Image result for high school learning through play

In this article from Mindshift there are many different strategies to bring play based learning to the Secondary school, How to Bring Playfulness to High School Students.  Many of these are already in place but others are worth thinking about and ensuring that making and tactile experiences are not just for lesson time but can be fully accessed at breaks and free time.

"Teenagers need creative outlets, just like elementary school children. Those experiences helps open their brains in different ways, gets them excited about learning and allows them to have fun. Playful learning can in turn lead to deeper engagement with school, better retention of learning and a stronger motivation to persist all the way through school."

While researching this topic I discovered a wealth of material related to play emerging from the World Economic Forum. In 2017 it released the Human Capital Report with the subtitle “Preparing People for the Future of Work”. It points out that education systems today are disconnected from the needs of today's labour markets. It concludes that skills such as problem solving, creativity and collaboration are not being encouraged enough in schools and yet they are seen as being vitally important as we enter the Fourth Industrial Revolution. Will Richardson referred on numerous occasions at World EduLead to the 
 Future of Jobs Report. Here is a article from the World Education Forum that promotes the use of play in classrooms, Children should be playing more games in the classroom. Here's the reason why?

"Recent studies have indicated it is not what we teach, but how we teach that enhances student learning, particularly as it pertains to STEM (Science, Technology, Engineering, and Mathematics)[1]. A key component of using games in the classroom is that games can be used across content areas and over a variety of age ranges to support content and deepen learning.

In primary school, social studies teachers can use digital games like Stack the States to help pupils master important geography skills such as capitals, flags, and the locations of different states.

In middle school, science learners can play the analog version of our deck-building card game where they take on the role of a scientist racing to solve a peptide solution, recreating the palliative treatment from venomous marine snails.

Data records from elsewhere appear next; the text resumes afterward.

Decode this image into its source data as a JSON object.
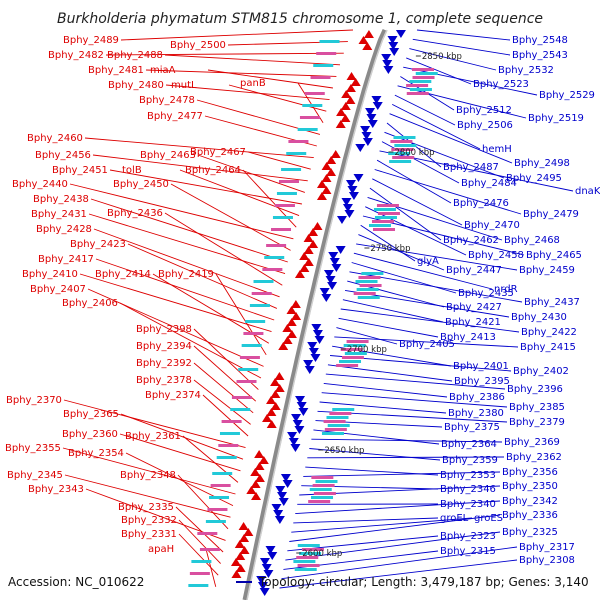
{
  "title": "Burkholderia phymatum STM815 chromosome 1, complete sequence",
  "footer": {
    "accession": "Accession: NC_010622",
    "topology": "Topology: circular; Length: 3,479,187 bp; Genes: 3,140"
  },
  "colors": {
    "forward": "#dd0000",
    "reverse": "#0000cc",
    "backbone": "#8a8a8a"
  },
  "ticks": [
    "2850 kbp",
    "2800 kbp",
    "2750 kbp",
    "2700 kbp",
    "2650 kbp",
    "2600 kbp"
  ],
  "left_labels": [
    "Bphy_2489",
    "Bphy_2500",
    "Bphy_2482",
    "Bphy_2488",
    "Bphy_2481",
    "miaA",
    "Bphy_2480",
    "mutL",
    "panB",
    "Bphy_2478",
    "Bphy_2477",
    "Bphy_2460",
    "Bphy_2467",
    "Bphy_2456",
    "Bphy_2463",
    "Bphy_2451",
    "tolB",
    "Bphy_2464",
    "Bphy_2440",
    "Bphy_2450",
    "Bphy_2438",
    "Bphy_2431",
    "Bphy_2436",
    "Bphy_2428",
    "Bphy_2423",
    "Bphy_2417",
    "Bphy_2410",
    "Bphy_2414",
    "Bphy_2419",
    "Bphy_2407",
    "Bphy_2406",
    "Bphy_2398",
    "Bphy_2394",
    "Bphy_2392",
    "Bphy_2378",
    "Bphy_2374",
    "Bphy_2370",
    "Bphy_2365",
    "Bphy_2360",
    "Bphy_2361",
    "Bphy_2355",
    "Bphy_2354",
    "Bphy_2345",
    "Bphy_2348",
    "Bphy_2343",
    "Bphy_2335",
    "Bphy_2332",
    "Bphy_2331",
    "apaH"
  ],
  "right_labels": [
    "Bphy_2548",
    "Bphy_2543",
    "Bphy_2532",
    "Bphy_2523",
    "Bphy_2529",
    "Bphy_2512",
    "Bphy_2519",
    "Bphy_2506",
    "hemH",
    "Bphy_2498",
    "Bphy_2487",
    "Bphy_2495",
    "Bphy_2484",
    "dnaK",
    "Bphy_2476",
    "Bphy_2479",
    "Bphy_2470",
    "Bphy_2462",
    "Bphy_2468",
    "Bphy_2458",
    "Bphy_2465",
    "glyA",
    "Bphy_2447",
    "Bphy_2459",
    "nrdR",
    "Bphy_2435",
    "Bphy_2437",
    "Bphy_2427",
    "Bphy_2430",
    "Bphy_2421",
    "Bphy_2422",
    "Bphy_2413",
    "Bphy_2405",
    "Bphy_2415",
    "Bphy_2401",
    "Bphy_2402",
    "Bphy_2395",
    "Bphy_2396",
    "Bphy_2386",
    "Bphy_2385",
    "Bphy_2380",
    "Bphy_2379",
    "Bphy_2375",
    "Bphy_2364",
    "Bphy_2369",
    "Bphy_2359",
    "Bphy_2362",
    "Bphy_2353",
    "Bphy_2356",
    "Bphy_2346",
    "Bphy_2350",
    "Bphy_2340",
    "Bphy_2342",
    "groEL",
    "groES",
    "Bphy_2336",
    "Bphy_2323",
    "Bphy_2325",
    "Bphy_2315",
    "Bphy_2317",
    "Bphy_2308"
  ]
}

In high school, social studies may be taught using the hands-on World Peace Game about global diplomacy and the interconnectedness of economic, social, and environmental impact on the world community. Similarly, in the US a teacher may choose to use the digital game iCivics to teach about the structure of the executive, judicial, and legislative branch of government, as well as what it takes to run an election at the local, state, and federal level."

Finally, this TIME article further points to the benefits of play in Middle and High Schools that can be linked to some of the essential elements of education that will be needed in the future such as creative thinking , problem solving and perseverance. There can be no doubt that play based learning should be apparent throughout ISHCMC the question is not why but what, when and how to ensure that it encourages deeper learning and thinking.

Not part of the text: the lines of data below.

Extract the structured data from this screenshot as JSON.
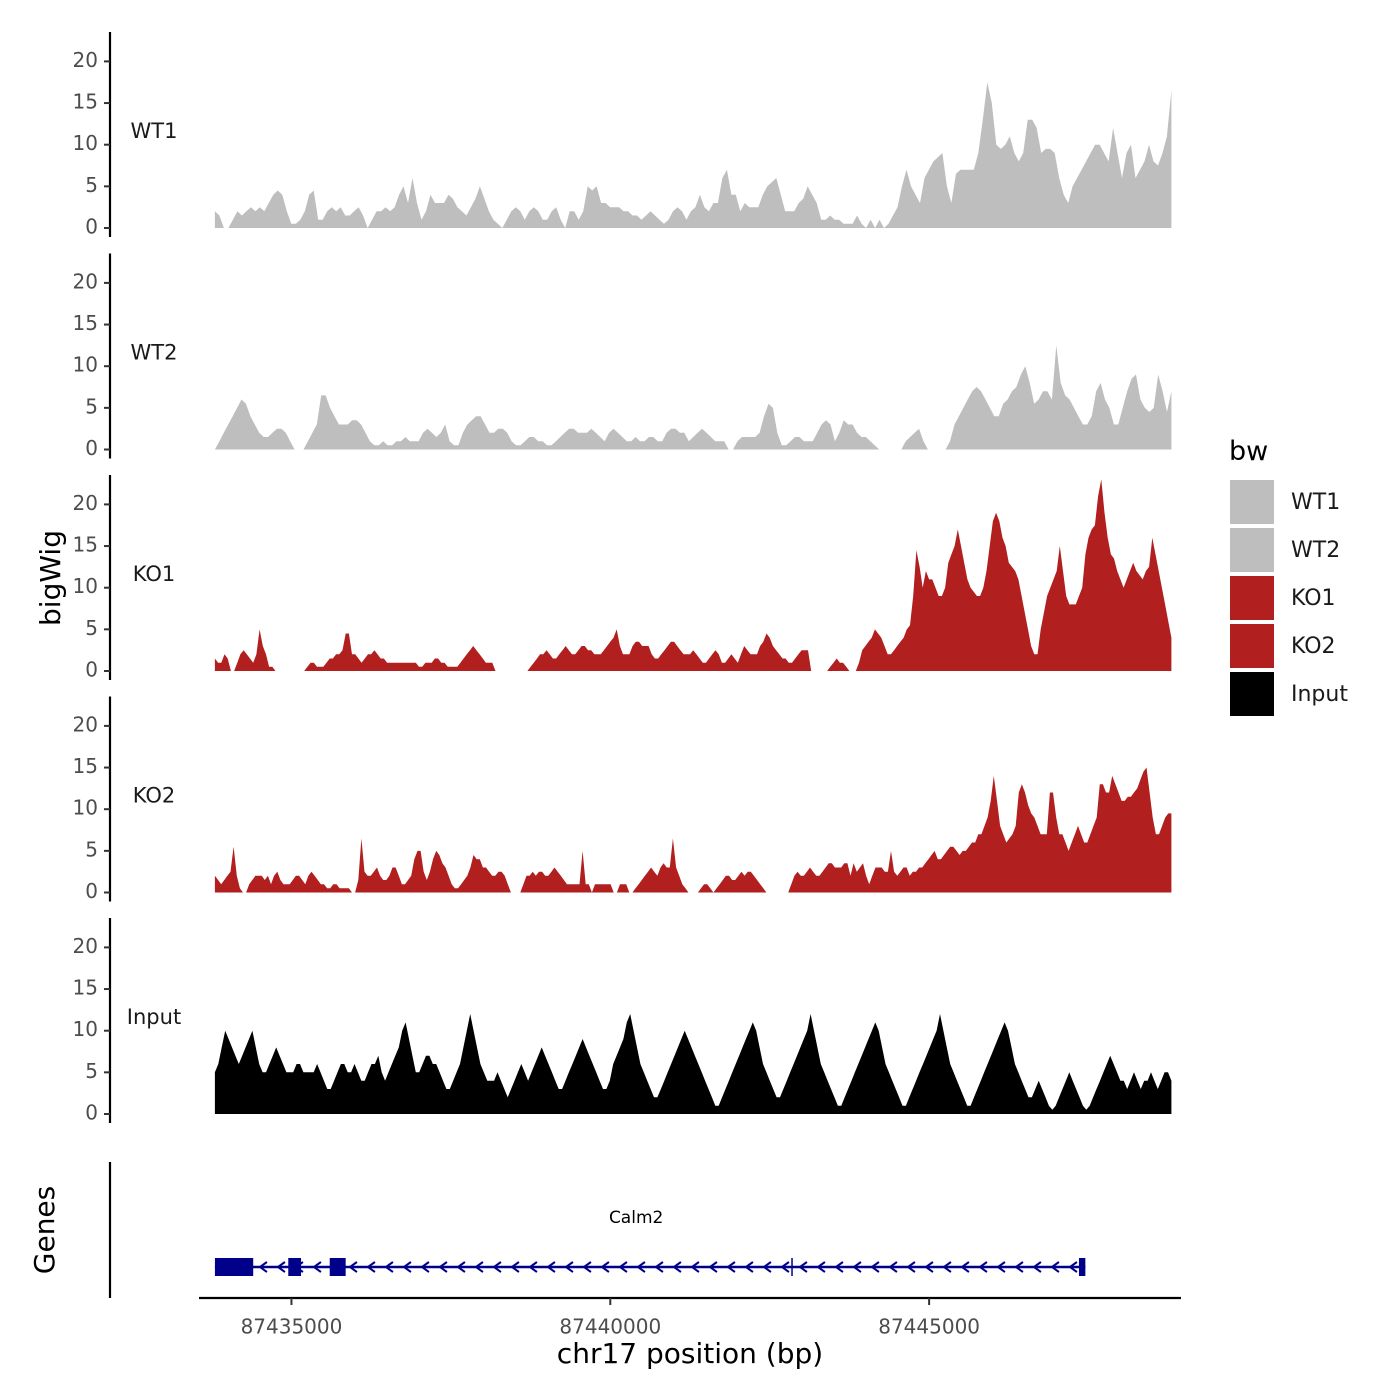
{
  "chart_data": {
    "type": "area",
    "title": "",
    "xlabel": "chr17 position (bp)",
    "ylabel": "bigWig",
    "genes_label": "Genes",
    "xlim": [
      87433550,
      87448950
    ],
    "ylim": [
      0,
      23.5
    ],
    "x_ticks": [
      87435000,
      87440000,
      87445000
    ],
    "x_tick_labels": [
      "87435000",
      "87440000",
      "87445000"
    ],
    "y_ticks": [
      0,
      5,
      10,
      15,
      20
    ],
    "y_tick_labels": [
      "0",
      "5",
      "10",
      "15",
      "20"
    ],
    "x_start": 87433800,
    "x_end": 87448800,
    "legend": {
      "title": "bw",
      "position": "right",
      "entries": [
        {
          "label": "WT1",
          "color": "#bebebe"
        },
        {
          "label": "WT2",
          "color": "#bebebe"
        },
        {
          "label": "KO1",
          "color": "#b21f1f"
        },
        {
          "label": "KO2",
          "color": "#b21f1f"
        },
        {
          "label": "Input",
          "color": "#000000"
        }
      ]
    },
    "series": [
      {
        "name": "WT1",
        "color": "#bebebe",
        "values": [
          2,
          1.5,
          0,
          0,
          1,
          2,
          1.5,
          2,
          2.5,
          2,
          2.5,
          2,
          3,
          4,
          4.5,
          4,
          2,
          0.5,
          0.5,
          1,
          2,
          4,
          4.5,
          1,
          1,
          2,
          2.5,
          2,
          2.5,
          1.5,
          1.5,
          2,
          2.5,
          1.5,
          0,
          1,
          2,
          2,
          2.5,
          2,
          2.5,
          4,
          5,
          3,
          6,
          3,
          1,
          2,
          4,
          3,
          3,
          3,
          4,
          3.5,
          2.5,
          2,
          1.5,
          2.5,
          3.5,
          5,
          3.5,
          2,
          1,
          0.5,
          0,
          1,
          2,
          2.5,
          2,
          1,
          2,
          2.5,
          2,
          1,
          1,
          2,
          2.5,
          1,
          0,
          2,
          2,
          1,
          2,
          5,
          4.5,
          5,
          3,
          3,
          2.5,
          2.5,
          2.5,
          2,
          2,
          1.5,
          1.5,
          1,
          1.5,
          2,
          1.5,
          1,
          0.5,
          1,
          2,
          2.5,
          2,
          1,
          2,
          2.5,
          4,
          2.5,
          2,
          3,
          3,
          6,
          7,
          4,
          4,
          2,
          3,
          2.5,
          2.5,
          2.5,
          4,
          5,
          5.5,
          6,
          4,
          2,
          2,
          2,
          3,
          3.5,
          5,
          4,
          3,
          1,
          1,
          1.5,
          1,
          1,
          0.5,
          0.5,
          0.5,
          1.5,
          0.5,
          0,
          1,
          0,
          1,
          0,
          0.5,
          1.5,
          2.5,
          5,
          7,
          5,
          4,
          3,
          6,
          7,
          8,
          8.5,
          9,
          5,
          3,
          6.5,
          7,
          7,
          7,
          7,
          9,
          13,
          17.5,
          15,
          10,
          9.5,
          10,
          11,
          9,
          8,
          9,
          13,
          13,
          12,
          9,
          9.5,
          9.5,
          9,
          6,
          4,
          3,
          5,
          6,
          7,
          8,
          9,
          10,
          10,
          9,
          8,
          12,
          9,
          6,
          9,
          10,
          6,
          7,
          8,
          10,
          8,
          7.5,
          9,
          11,
          16.5
        ]
      },
      {
        "name": "WT2",
        "color": "#bebebe",
        "values": [
          0,
          1,
          2,
          3,
          4,
          5,
          6,
          5.5,
          4,
          3,
          2,
          1.5,
          1.5,
          2,
          2.5,
          2.5,
          2,
          1,
          0,
          0,
          0,
          1,
          2,
          3,
          6.5,
          6.5,
          5,
          4,
          3,
          3,
          3,
          3.5,
          3.5,
          3,
          2,
          1,
          0.5,
          0.5,
          1,
          0.5,
          0.5,
          1,
          1,
          1.5,
          1,
          1,
          1,
          2,
          2.5,
          2,
          1.5,
          2,
          3,
          1,
          0.5,
          0.5,
          2,
          3,
          3.5,
          4,
          4,
          3,
          2,
          2,
          2.5,
          2.5,
          2,
          1,
          0.5,
          0.5,
          1,
          1.5,
          1.5,
          1,
          1,
          0.5,
          0.5,
          1,
          1.5,
          2,
          2.5,
          2.5,
          2,
          2,
          2,
          2.5,
          2,
          1.5,
          1,
          2,
          2.5,
          2,
          1.5,
          1,
          1,
          1.5,
          1,
          1,
          1.5,
          1.5,
          1,
          1,
          2,
          2.5,
          2.5,
          2,
          2,
          1,
          1.5,
          2,
          2.5,
          2,
          1.5,
          1,
          1,
          1,
          0,
          0,
          1,
          1.5,
          1.5,
          1.5,
          1.5,
          2,
          4,
          5.5,
          5,
          2,
          0.5,
          0.5,
          1,
          1.5,
          1.5,
          1,
          1,
          1,
          2,
          3,
          3.5,
          3,
          1,
          2,
          3.5,
          3,
          3,
          2,
          1.5,
          1.5,
          1,
          0.5,
          0,
          0,
          0,
          0,
          0,
          0,
          1,
          1.5,
          2,
          2.5,
          1,
          0,
          0,
          0,
          0,
          0,
          1,
          3,
          4,
          5,
          6,
          7,
          7.5,
          7,
          6,
          5,
          4,
          4,
          5.5,
          6,
          7,
          7.5,
          9,
          10,
          8,
          5.5,
          6,
          7,
          7,
          6,
          12.5,
          8,
          6.5,
          6,
          5,
          4,
          3,
          3,
          4,
          7,
          8,
          6,
          5,
          3,
          3,
          5,
          7,
          8.5,
          9,
          6,
          5,
          4.5,
          5,
          9,
          7,
          4.5,
          7
        ]
      },
      {
        "name": "KO1",
        "color": "#b21f1f",
        "values": [
          1.5,
          1,
          1,
          2,
          1.5,
          0,
          0,
          1,
          2,
          2.5,
          2,
          1.5,
          1,
          2,
          5,
          3,
          2,
          0.5,
          0.5,
          0,
          0,
          0,
          0,
          0,
          0,
          0,
          0,
          0,
          0,
          0.5,
          1,
          1,
          0.5,
          0.5,
          0.5,
          1,
          1.5,
          1.5,
          2,
          2,
          2.5,
          4.5,
          4.5,
          2,
          2,
          1.5,
          1,
          1.5,
          2,
          2,
          2.5,
          2,
          1.5,
          1.5,
          1,
          1,
          1,
          1,
          1,
          1,
          1,
          1,
          1,
          1,
          0.5,
          0.5,
          1,
          1,
          1,
          1.5,
          1.5,
          1,
          1,
          0.5,
          0.5,
          0.5,
          0.5,
          1,
          1.5,
          2,
          2.5,
          3,
          2.5,
          2,
          1.5,
          1,
          1,
          1,
          0,
          0,
          0,
          0,
          0,
          0,
          0,
          0,
          0,
          0,
          0,
          0.5,
          1,
          1.5,
          2,
          2,
          2.5,
          2,
          1.5,
          1.5,
          2,
          2.5,
          3,
          2.5,
          2,
          2,
          2.5,
          3,
          3,
          2.5,
          2.5,
          2,
          2,
          2,
          2.5,
          3,
          3.5,
          4,
          5,
          3,
          2,
          2,
          2,
          3,
          3.5,
          3.5,
          3,
          3,
          3,
          2,
          1.5,
          1.5,
          2,
          2.5,
          3,
          3.5,
          3.5,
          3,
          2.5,
          2,
          2,
          2,
          2.5,
          2,
          1.5,
          1,
          1,
          1.5,
          2,
          2.5,
          2,
          1,
          1,
          1.5,
          2,
          1.5,
          1,
          2,
          3,
          2.5,
          2,
          2,
          2,
          3,
          3.5,
          4.5,
          4,
          3,
          2.5,
          2,
          1.5,
          1.5,
          1,
          1,
          1.5,
          2,
          2.5,
          2.5,
          2.5,
          0,
          0,
          0,
          0,
          0,
          0,
          0.5,
          1,
          1.5,
          1,
          1,
          0.5,
          0,
          0,
          0,
          1,
          2.5,
          3,
          3.5,
          4,
          5,
          4.5,
          4,
          3,
          2,
          2,
          2.5,
          3,
          3.5,
          4,
          5,
          5.5,
          9,
          14.5,
          12.5,
          10,
          12,
          11,
          11,
          10,
          9,
          9,
          10,
          13,
          14,
          15,
          17,
          15,
          13,
          11,
          10,
          9.5,
          9,
          9,
          10,
          12,
          15,
          18,
          19,
          18,
          16,
          15,
          13,
          12.5,
          12,
          11,
          9,
          7,
          5,
          3,
          2,
          2,
          5,
          7,
          9,
          10,
          11,
          12,
          15,
          12,
          9,
          8,
          8,
          8,
          9,
          10,
          14,
          16,
          17,
          17.5,
          21,
          23,
          19,
          16,
          14,
          13.5,
          12,
          11,
          10,
          11,
          12,
          13,
          12,
          11.5,
          11,
          12,
          12.5,
          16,
          14,
          12,
          10,
          8,
          6,
          4
        ]
      },
      {
        "name": "KO2",
        "color": "#b21f1f",
        "values": [
          2,
          1.5,
          1,
          1.5,
          2,
          2.5,
          5.5,
          2,
          0.5,
          0,
          0,
          1,
          1.5,
          2,
          2,
          2,
          1.5,
          2,
          1,
          2,
          2.5,
          1.5,
          1,
          1,
          1,
          1.5,
          2,
          2,
          1.5,
          1,
          2,
          2.5,
          2,
          1.5,
          1,
          1,
          0.5,
          0.5,
          1,
          1,
          0.5,
          0.5,
          0.5,
          0.5,
          0,
          0,
          1.5,
          6.5,
          2.5,
          2,
          2,
          2.5,
          3,
          2,
          1.5,
          1.5,
          2,
          3,
          3,
          2,
          1,
          1,
          1.5,
          2,
          4,
          5,
          5,
          2.5,
          1.5,
          2.5,
          4,
          5,
          4.5,
          3.5,
          3,
          2,
          1,
          0.5,
          0.5,
          1,
          1.5,
          2,
          3,
          4.5,
          4,
          4,
          3,
          3,
          2.5,
          2,
          2,
          2.5,
          2.5,
          2,
          1,
          0,
          0,
          0,
          0,
          1,
          2,
          2,
          2.5,
          2,
          2.5,
          2.5,
          2,
          2,
          2.5,
          3,
          2.5,
          2,
          1.5,
          1,
          1,
          1,
          1,
          1,
          5,
          1,
          1,
          0,
          1,
          1,
          1,
          1,
          1,
          1,
          0,
          0,
          1,
          1,
          1,
          0,
          0,
          0.5,
          1,
          1.5,
          2,
          2.5,
          3,
          2.5,
          2,
          3,
          3.5,
          3,
          3,
          6.5,
          3,
          2,
          1,
          0.5,
          0,
          0,
          0,
          0,
          0.5,
          1,
          1,
          0.5,
          0,
          0.5,
          1,
          1.5,
          2,
          2,
          1.5,
          1.5,
          2,
          2.5,
          2,
          2.5,
          2.5,
          2,
          1.5,
          1,
          0.5,
          0,
          0,
          0,
          0,
          0,
          0,
          0,
          0,
          1,
          2,
          2.5,
          2,
          2,
          2.5,
          3,
          2.5,
          2,
          2,
          2.5,
          3,
          3.5,
          3.5,
          3,
          3,
          3,
          3.5,
          3.5,
          2,
          3.5,
          2.5,
          3,
          3.5,
          2,
          1,
          2,
          3,
          3,
          3,
          2.5,
          2.5,
          5,
          2.5,
          2,
          2.5,
          3,
          3,
          2,
          2.5,
          2.5,
          3,
          3,
          3.5,
          4,
          4.5,
          5,
          4,
          4,
          4.5,
          5,
          5.5,
          5.5,
          5,
          4.5,
          5,
          5,
          5.5,
          6,
          6,
          7,
          7,
          8,
          9,
          11,
          14,
          11,
          8,
          7,
          6,
          6.5,
          7,
          8,
          12,
          13,
          12,
          10.5,
          9.5,
          9,
          8,
          7,
          7,
          7,
          12,
          12,
          9,
          7,
          7,
          6,
          5,
          6,
          7,
          8,
          7,
          6,
          6,
          7,
          8,
          9,
          13,
          13,
          12,
          12,
          14,
          13,
          12,
          11,
          11,
          11.5,
          11.5,
          12,
          12.5,
          13.5,
          14.5,
          15,
          12,
          9,
          7,
          7,
          8,
          9,
          9.5,
          9.5
        ]
      },
      {
        "name": "Input",
        "color": "#000000",
        "values": [
          5,
          6,
          8,
          10,
          9,
          8,
          7,
          6,
          7,
          8,
          9,
          10,
          8,
          6,
          5,
          5,
          6,
          7,
          8,
          7,
          6,
          5,
          5,
          5,
          6,
          6,
          5,
          5,
          5,
          5,
          6,
          5,
          4,
          3,
          3,
          4,
          5,
          6,
          6,
          5,
          5,
          6,
          5,
          4,
          4,
          5,
          6,
          6,
          7,
          5,
          4,
          5,
          6,
          7,
          8,
          10,
          11,
          9,
          7,
          5,
          5,
          6,
          7,
          7,
          6,
          6,
          5,
          4,
          3,
          3,
          4,
          5,
          6,
          8,
          10,
          12,
          10,
          8,
          6,
          5,
          4,
          4,
          4,
          5,
          4,
          3,
          2,
          3,
          4,
          5,
          6,
          5,
          4,
          5,
          6,
          7,
          8,
          7,
          6,
          5,
          4,
          3,
          3,
          4,
          5,
          6,
          7,
          8,
          9,
          8,
          7,
          6,
          5,
          4,
          3,
          3,
          4,
          6,
          7,
          8,
          9,
          11,
          12,
          10,
          8,
          6,
          5,
          4,
          3,
          2,
          2,
          3,
          4,
          5,
          6,
          7,
          8,
          9,
          10,
          9,
          8,
          7,
          6,
          5,
          4,
          3,
          2,
          1,
          1,
          2,
          3,
          4,
          5,
          6,
          7,
          8,
          9,
          10,
          11,
          10,
          8,
          6,
          5,
          4,
          3,
          2,
          2,
          3,
          4,
          5,
          6,
          7,
          8,
          9,
          10,
          12,
          10,
          8,
          6,
          5,
          4,
          3,
          2,
          1,
          1,
          2,
          3,
          4,
          5,
          6,
          7,
          8,
          9,
          10,
          11,
          10,
          8,
          6,
          5,
          4,
          3,
          2,
          1,
          1,
          2,
          3,
          4,
          5,
          6,
          7,
          8,
          9,
          10,
          12,
          10,
          8,
          6,
          5,
          4,
          3,
          2,
          1,
          1,
          2,
          3,
          4,
          5,
          6,
          7,
          8,
          9,
          10,
          11,
          10,
          8,
          6,
          5,
          4,
          3,
          2,
          2,
          3,
          4,
          3,
          2,
          1,
          0.5,
          1,
          2,
          3,
          4,
          5,
          4,
          3,
          2,
          1,
          0.5,
          1,
          2,
          3,
          4,
          5,
          6,
          7,
          6,
          5,
          4,
          4,
          3,
          4,
          5,
          4,
          3,
          4,
          4,
          5,
          4,
          3,
          4,
          5,
          5,
          4
        ]
      }
    ],
    "genes": [
      {
        "name": "Calm2",
        "strand": "-",
        "start": 87433800,
        "end": 87447450,
        "exons": [
          [
            87433800,
            87434400
          ],
          [
            87434950,
            87435150
          ],
          [
            87435600,
            87435850
          ],
          [
            87447350,
            87447450
          ]
        ]
      }
    ]
  }
}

"Giving students occasions to learn through play not only fosters creative thinking, problem solving, independence, and perseverance, but also addresses teenagers’ developmental needs for greater independence and ownership in their learning, opportunities for physical activity and creative expression, and the ability to demonstrate competence. When classroom activities allow students to make choices relevant to their interests, direct their own learning, engage their imaginations, experiment with adult roles, and play physically, research shows that students become more motivated and interested, and they enjoy more positive school experiences.
To be sure, there are times to be serious in school. The complex study of genocide or racism in social studies classrooms, for example, warrant students’ thoughtful, ethical engagement, while crafting an evidence-based argument in support of a public policy calls upon another set of student skills and understandings. As with all good teaching, teachers must be deliberate about their aims. But, given that play allows for particular kinds of valuable learning and development, there should be room in school to cultivate all of these dimensions of adolescent potential."